Wikipedia Edit-A-Thon At Royal Society Aims To Fill In Gaps Of Women In Science

Filling In The Gender Gaps

A marathon session of Wikipedia by a group of pioneering women in science aims to correct the staggering omissions of female scientists on the reference site.

Friday's event at the Royal Society, in association with Wikimedia UK, will be a group "edit-a-thon", using the Royal Society's library of biographies and studies of famous female scientists, from doctors to botanists, palaeontologists to physicists.

Professor Uta Frith, professor in cognitive development at UCL and a fellow of the Royal Society, wrote in The Huffington Post UK: "It is one of those pesky facts, that apart from the amazing Marie Curie, there are few heroines of science. Be honest, how many famous women scientists can you name?

"In the network I have set up for high flying women in science we took a quiz set by Rosalind Franklin Prize winner Eleanor Maguire.

"We did embarrassingly poorly on this. For example, none of us knew Alexa Canady, the first female and first black resident in neurosurgery). You too can test yourself by taking this quiz."

"Eleanor Maguire is a scientific heroine. She has made major discoveries about the memory of taxi drivers - yes, that study that showed that the training that London taxi drivers undergo results in increases of the anterior parts of the hippocampus and shrinks back again after the taxi drivers retire. But she doesn't have a Wikipedia entry."

"How many more stars are there and why are they so hard to see?

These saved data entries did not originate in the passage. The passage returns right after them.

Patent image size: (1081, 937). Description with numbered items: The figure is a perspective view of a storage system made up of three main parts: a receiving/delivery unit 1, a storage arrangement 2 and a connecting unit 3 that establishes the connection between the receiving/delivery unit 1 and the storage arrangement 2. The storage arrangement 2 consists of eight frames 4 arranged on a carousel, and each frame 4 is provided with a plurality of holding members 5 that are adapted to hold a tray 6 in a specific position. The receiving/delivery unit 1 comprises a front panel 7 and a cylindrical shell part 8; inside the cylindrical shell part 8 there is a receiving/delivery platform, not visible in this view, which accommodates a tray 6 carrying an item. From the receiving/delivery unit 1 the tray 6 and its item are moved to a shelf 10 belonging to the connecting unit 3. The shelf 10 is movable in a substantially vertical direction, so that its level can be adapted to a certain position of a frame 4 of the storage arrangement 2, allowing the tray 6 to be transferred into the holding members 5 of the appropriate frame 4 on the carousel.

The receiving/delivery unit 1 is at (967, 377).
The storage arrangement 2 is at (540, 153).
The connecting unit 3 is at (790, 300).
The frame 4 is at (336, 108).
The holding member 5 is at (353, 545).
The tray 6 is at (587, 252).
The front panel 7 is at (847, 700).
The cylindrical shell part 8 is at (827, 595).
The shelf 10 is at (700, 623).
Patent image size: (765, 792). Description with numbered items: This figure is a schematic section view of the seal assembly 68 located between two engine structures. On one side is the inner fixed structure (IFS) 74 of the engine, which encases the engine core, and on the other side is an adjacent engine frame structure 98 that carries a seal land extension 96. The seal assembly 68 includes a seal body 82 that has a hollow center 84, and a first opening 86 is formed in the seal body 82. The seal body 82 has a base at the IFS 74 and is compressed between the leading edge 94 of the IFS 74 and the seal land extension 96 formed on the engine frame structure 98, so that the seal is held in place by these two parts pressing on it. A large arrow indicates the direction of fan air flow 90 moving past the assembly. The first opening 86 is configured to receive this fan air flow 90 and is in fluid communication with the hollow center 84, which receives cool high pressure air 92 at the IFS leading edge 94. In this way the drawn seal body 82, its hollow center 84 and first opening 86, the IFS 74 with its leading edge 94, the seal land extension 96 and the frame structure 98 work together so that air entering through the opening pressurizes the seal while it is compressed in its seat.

"Fellows of the Royal Society often talk of the alienating effect on young female scientists produced by a lack of role models, or concretely, lack of portraits of women to adorn the walls of the Society, and we are keenly aware of the pervasive but usually unconscious sexist biases, that exist."

The event is part of many celebrations of the legacy of mathematical engineer Ada Lovelace, who worked with Charles Babbage on an "analytical machine" 163 years ago considered the foundation for all modern computers.

Nathalie Pettorelli is one of the female scientists working to correct Wikipedia's gender gap

Women under consideration for Wikipedia entries are Dr Elsie Widdowson who introduced vitamin supplements to food during World War II rationing and Mary Buckland, mentioned only in her husband William's Wikipedia entry although the pair of palaeontologists worked as a team on fossil discovery in the 1800s.

Nathalie Pettorelli, from Institute of Zoology at the Zoological Society of London and L'Oreal-UNESCO For Women in Science Fellow, is one of the women participating in the edit-a-thon.

She told The Huffington Post UK: "I've never created or edited a Wikipedia page before, but it's such an important way to make women in science more visible.

"Obviously there are fewer women in science overall, that's why there's fewer Wikipedia page, but there are still so many glaring omissions.

"For example, there is ecologist Emily Williamson, who was the founder of the Royal Society for Protection of Birds, that's one of the largest and most important charities for ecology in Britain. And she doesn't have a Wikipedia page. No-one knows who she is."

Pettorelli said she hoped that, by hosting the event, the Royal Society itself would take a good look at the poor showing of women among its own fellows.

"It's around five per cent of its fellows who are women, it's a shame. Maybe they will give more thought after this initiative about how they can promote female scientists, show their work online and give them more opportunities."